We assess how exchange rate changes affect import prices. For imports invoiced in foreign currencies (roughly two-thirds of imports) the pass-through of exchange rate changes to import prices is immediate and close to one-for-one at horizons up to two years, consistent with the law of one price. For the roughly one-third of imports invoiced in Australian dollars, we find that pass-through of exchange rate changes to import prices is only about 14 per cent after two years. Consistent with US evidence from Gopinath et al (2010), these results indicate sizeable and persistent deviations from the law of one price for Australian dollar-invoiced goods.

Our findings do not indicate that invoice currency causes this low pass-through of exchange rate changes to import prices. Rather, our findings are likely to reflect foreign exporters with a low desired degree of pass-through choosing to invoice in Australian dollars. Doing so minimises pass-through for the duration over which prices are fixed. Thus, the invoice currency serves as a sufficient statistic for firms' desired degree of pass-through over a period of at least two years.
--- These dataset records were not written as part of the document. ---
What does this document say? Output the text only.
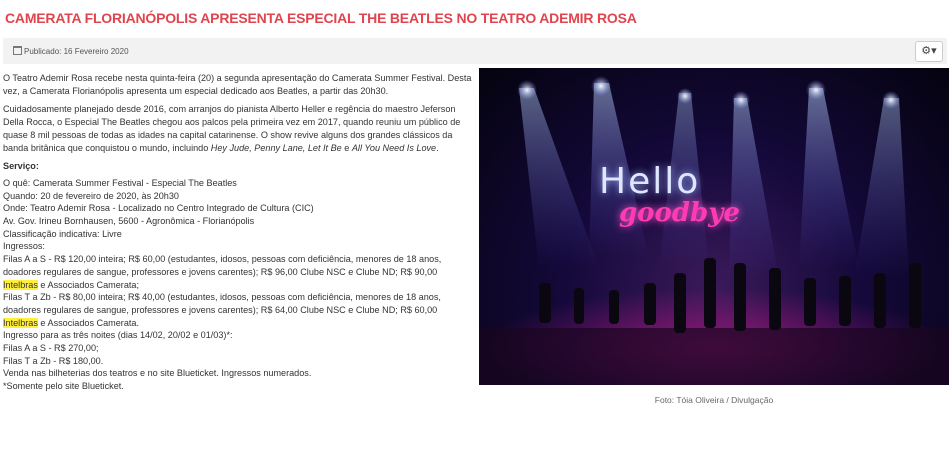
CAMERATA FLORIANÓPOLIS APRESENTA ESPECIAL THE BEATLES NO TEATRO ADEMIR ROSA
Publicado: 16 Fevereiro 2020	⚙▾

O Teatro Ademir Rosa recebe nesta quinta-feira (20) a segunda apresentação do Camerata Summer Festival. Desta vez, a Camerata Florianópolis apresenta um especial dedicado aos Beatles, a partir das 20h30.

Cuidadosamente planejado desde 2016, com arranjos do pianista Alberto Heller e regência do maestro Jeferson Della Rocca, o Especial The Beatles chegou aos palcos pela primeira vez em 2017, quando reuniu um público de quase 8 mil pessoas de todas as idades na capital catarinense. O show revive alguns dos grandes clássicos da banda britânica que conquistou o mundo, incluindo Hey Jude, Penny Lane, Let It Be e All You Need Is Love.

Serviço:

O quê: Camerata Summer Festival - Especial The Beatles
Quando: 20 de fevereiro de 2020, às 20h30
Onde: Teatro Ademir Rosa - Localizado no Centro Integrado de Cultura (CIC)
Av. Gov. Irineu Bornhausen, 5600 - Agronômica - Florianópolis
Classificação indicativa: Livre
Ingressos:
Filas A a S - R$ 120,00 inteira; R$ 60,00 (estudantes, idosos, pessoas com deficiência, menores de 18 anos, doadores regulares de sangue, professores e jovens carentes); R$ 96,00 Clube NSC e Clube ND; R$ 90,00 Intelbras e Associados Camerata;
Filas T a Zb - R$ 80,00 inteira; R$ 40,00 (estudantes, idosos, pessoas com deficiência, menores de 18 anos, doadores regulares de sangue, professores e jovens carentes); R$ 64,00 Clube NSC e Clube ND; R$ 60,00 Intelbras e Associados Camerata.
Ingresso para as três noites (dias 14/02, 20/02 e 01/03)*:
Filas A a S - R$ 270,00;
Filas T a Zb - R$ 180,00.
Venda nas bilheterias dos teatros e no site Blueticket. Ingressos numerados.
*Somente pelo site Blueticket.
Hello
goodbye
Foto: Tóia Oliveira / Divulgação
Explaining why firms would want a low degree of long-run pass-through amounts to finding sources of real rigidities – factors that attenuate the response of price changes to nominal shocks. Our sense of the literature is that, although there are a number of hypotheses, the size of the deviation remains something of a puzzle.

One implication of our results is that Australian dollar-invoicing reduces the sensitivity of importers' costs to exchange rate changes, and this may reduce the response of consumer prices to exchange rate changes. Local currency pricing implies that exchange rate changes have small effects on the relative price of domestic- and foreign-produced goods, dampening expenditure switching effects. This observation has potentially important implications for monetary policy. If local currency (Australian dollar) invoicing were to become more prevalent, our results suggest that the expenditure switching channel of monetary policy may be somewhat weakened.

To the extent that prices are sticky in their currency of invoice, our findings imply that an invoice-share-weighted exchange rate index should be sufficient for modelling aggregate exchange rate price pass-through to import prices. However, we find that changes in the trade-weighted index are also relevant, possibly because there is a low degree of nominal rigidity for some foreign currency-invoiced trade.

Another important implication of our results is that aggregate import price models imposing the law of one price are likely to be unsuitable, because the speed of pass-through is extremely slow for Australian dollar-invoiced imports. Finally, our results suggest that changes in the exchange rate might have long-lived effects on the goods terms of trade. In particular, to the extent that exchange rate changes affect import prices less than one-for-one (as we find), and if exchange rate pass-through for export prices is near complete, an exchange rate depreciation might raise the terms of trade.